The DNA sequence analysis is a data and computationally intensive problem and therefore demands suitable parallel computing resources and algorithms. In this paper, we describe an optimized approach for DNA sequence analysis on a heterogeneous platform that is accelerated with the Intel Xeon Phi. Such platforms commonly comprise one or two general purpose host central processing units (CPUs) and one or more Xeon Phi devices. We present a parallel algorithm that shares the work of DNA sequence analysis between the host CPUs and the Xeon Phi device to reduce the overall analysis time.
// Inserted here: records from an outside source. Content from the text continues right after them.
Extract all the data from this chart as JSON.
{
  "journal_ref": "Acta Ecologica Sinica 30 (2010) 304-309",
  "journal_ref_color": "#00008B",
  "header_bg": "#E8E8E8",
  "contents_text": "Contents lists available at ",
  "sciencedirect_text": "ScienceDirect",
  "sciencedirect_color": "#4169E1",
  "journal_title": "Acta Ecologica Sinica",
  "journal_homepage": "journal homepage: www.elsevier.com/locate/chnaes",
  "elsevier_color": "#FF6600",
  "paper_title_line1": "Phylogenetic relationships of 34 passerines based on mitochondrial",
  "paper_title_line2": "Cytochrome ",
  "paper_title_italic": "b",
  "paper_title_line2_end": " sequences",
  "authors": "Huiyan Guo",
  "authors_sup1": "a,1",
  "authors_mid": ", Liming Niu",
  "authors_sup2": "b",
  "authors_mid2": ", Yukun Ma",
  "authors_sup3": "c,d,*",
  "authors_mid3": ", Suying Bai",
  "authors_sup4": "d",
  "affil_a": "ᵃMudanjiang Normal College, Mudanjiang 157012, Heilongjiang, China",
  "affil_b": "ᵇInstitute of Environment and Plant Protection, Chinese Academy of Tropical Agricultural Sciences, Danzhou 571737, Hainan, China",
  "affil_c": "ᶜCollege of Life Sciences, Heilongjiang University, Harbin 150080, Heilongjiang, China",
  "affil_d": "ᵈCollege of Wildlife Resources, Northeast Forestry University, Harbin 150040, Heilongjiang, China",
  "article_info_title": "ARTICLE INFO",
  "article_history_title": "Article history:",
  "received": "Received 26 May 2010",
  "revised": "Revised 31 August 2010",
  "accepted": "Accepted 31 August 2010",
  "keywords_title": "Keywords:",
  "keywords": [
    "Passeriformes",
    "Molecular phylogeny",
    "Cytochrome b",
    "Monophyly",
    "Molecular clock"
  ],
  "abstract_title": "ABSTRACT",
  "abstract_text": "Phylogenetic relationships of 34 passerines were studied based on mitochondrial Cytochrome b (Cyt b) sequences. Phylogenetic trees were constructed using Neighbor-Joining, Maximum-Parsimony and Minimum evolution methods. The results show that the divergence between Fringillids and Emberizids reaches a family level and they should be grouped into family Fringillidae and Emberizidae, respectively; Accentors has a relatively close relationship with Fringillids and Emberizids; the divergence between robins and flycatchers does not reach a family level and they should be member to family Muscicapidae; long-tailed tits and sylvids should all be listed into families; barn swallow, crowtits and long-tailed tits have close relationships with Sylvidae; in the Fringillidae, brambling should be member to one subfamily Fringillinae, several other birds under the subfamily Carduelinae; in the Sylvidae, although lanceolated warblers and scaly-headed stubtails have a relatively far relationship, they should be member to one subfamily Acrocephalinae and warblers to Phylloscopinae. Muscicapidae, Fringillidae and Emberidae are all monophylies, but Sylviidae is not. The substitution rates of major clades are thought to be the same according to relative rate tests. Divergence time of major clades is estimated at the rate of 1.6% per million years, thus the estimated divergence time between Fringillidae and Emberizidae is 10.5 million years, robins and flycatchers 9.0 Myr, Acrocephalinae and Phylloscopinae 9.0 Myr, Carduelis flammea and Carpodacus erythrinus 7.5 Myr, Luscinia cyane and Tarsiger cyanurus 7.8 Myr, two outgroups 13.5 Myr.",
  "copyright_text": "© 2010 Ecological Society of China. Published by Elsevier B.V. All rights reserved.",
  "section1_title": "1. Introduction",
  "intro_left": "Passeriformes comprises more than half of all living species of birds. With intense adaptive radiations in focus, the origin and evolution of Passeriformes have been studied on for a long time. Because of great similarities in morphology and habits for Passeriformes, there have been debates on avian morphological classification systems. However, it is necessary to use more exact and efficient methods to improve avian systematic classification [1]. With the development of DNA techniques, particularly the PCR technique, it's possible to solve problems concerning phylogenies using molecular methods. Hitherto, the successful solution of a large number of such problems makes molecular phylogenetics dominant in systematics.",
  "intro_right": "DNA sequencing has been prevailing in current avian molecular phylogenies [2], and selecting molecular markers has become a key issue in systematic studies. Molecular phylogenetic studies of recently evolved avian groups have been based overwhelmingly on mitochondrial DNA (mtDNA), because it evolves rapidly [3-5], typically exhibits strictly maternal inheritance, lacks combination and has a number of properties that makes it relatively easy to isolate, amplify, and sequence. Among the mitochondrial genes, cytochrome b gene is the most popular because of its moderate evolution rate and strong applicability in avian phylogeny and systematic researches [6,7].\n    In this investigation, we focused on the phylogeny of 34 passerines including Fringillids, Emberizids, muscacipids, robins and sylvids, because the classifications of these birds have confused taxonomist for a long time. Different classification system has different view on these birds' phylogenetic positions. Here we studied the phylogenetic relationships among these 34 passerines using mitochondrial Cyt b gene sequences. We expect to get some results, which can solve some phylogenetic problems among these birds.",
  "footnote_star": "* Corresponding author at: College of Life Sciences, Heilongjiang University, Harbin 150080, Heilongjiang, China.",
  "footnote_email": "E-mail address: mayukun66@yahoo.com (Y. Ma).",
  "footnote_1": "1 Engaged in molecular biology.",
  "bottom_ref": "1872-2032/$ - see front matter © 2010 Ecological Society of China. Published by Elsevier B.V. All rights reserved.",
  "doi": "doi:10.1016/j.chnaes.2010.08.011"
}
For automatic worksharing we use a supervised machine learning approach, which predicts the performance of DNA sequence analysis on the host and device and accordingly maps fractions of the DNA sequence to the host and device. We evaluate our approach empirically using real-world DNA segments for human and various animals on a heterogeneous platform that comprises two 12-core Intel Xeon E5 CPUs and an Intel Xeon Phi 7120P device with 61 cores.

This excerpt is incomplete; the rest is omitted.